ちなみに、機能獲得研究とは、ウイルスの感染力、致死力をアップするための研究で、ウイルス学者からは「非常に危険な研究」といわれてきた。米国のオバマ政権はその研究を禁止したが、数年後、再び許可されたという。ファウチ博士はウイルスの機能獲得研究を支持していた。

ドイツの著名なウイルス学者クリスティアン・ドロステン教授(シャリテ・ベルリン医科大学ウイルス研究所所長)は南ドイツ新聞(SZ)とのインタビュー(2022年2月9日)で、武漢ウイルスの解明を阻止しているのは中国側の隠蔽姿勢にあると明確に指摘したうえで、「実験を知っていた米国の科学者たちの責任」にも言及している。

調査ジャーナリストとして著名なシャリー・マークソン女史(Sharri Markson)は、「中国共産党政権は世界の覇権を握るために世界のグローバル化を巧みに利用し、最新の科学技術、情報を手に入れてきた。武漢ウイルスはそのグローバル化の恩恵を受けて誕生してきたのだ」と述べているが、パンデミックの全容解明が容易ではない大きな原因は中国共産党政権の隠蔽にあることは明らかだが、米国にもその責任の一旦があるのだ。
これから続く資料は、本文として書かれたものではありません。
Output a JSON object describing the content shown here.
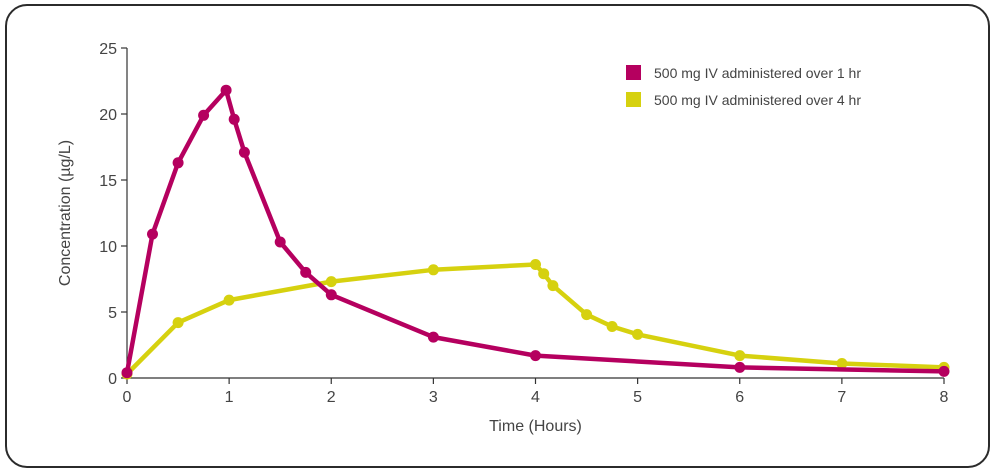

生物細菌兵器の開発は中国だけではなく、ロシアや米国も行ってきた分野だ。特に、米国の科学者たちは中国の科学者と一緒になって危険な実験を繰り返してきたといわれる。ファウチ博士はその内容を知っているはずだ。世界で700万人以上の死者をだした新型コロナのパンデミックの全容が解明されるまで、ファウチ博士に予防的恩赦を与えるべきではない。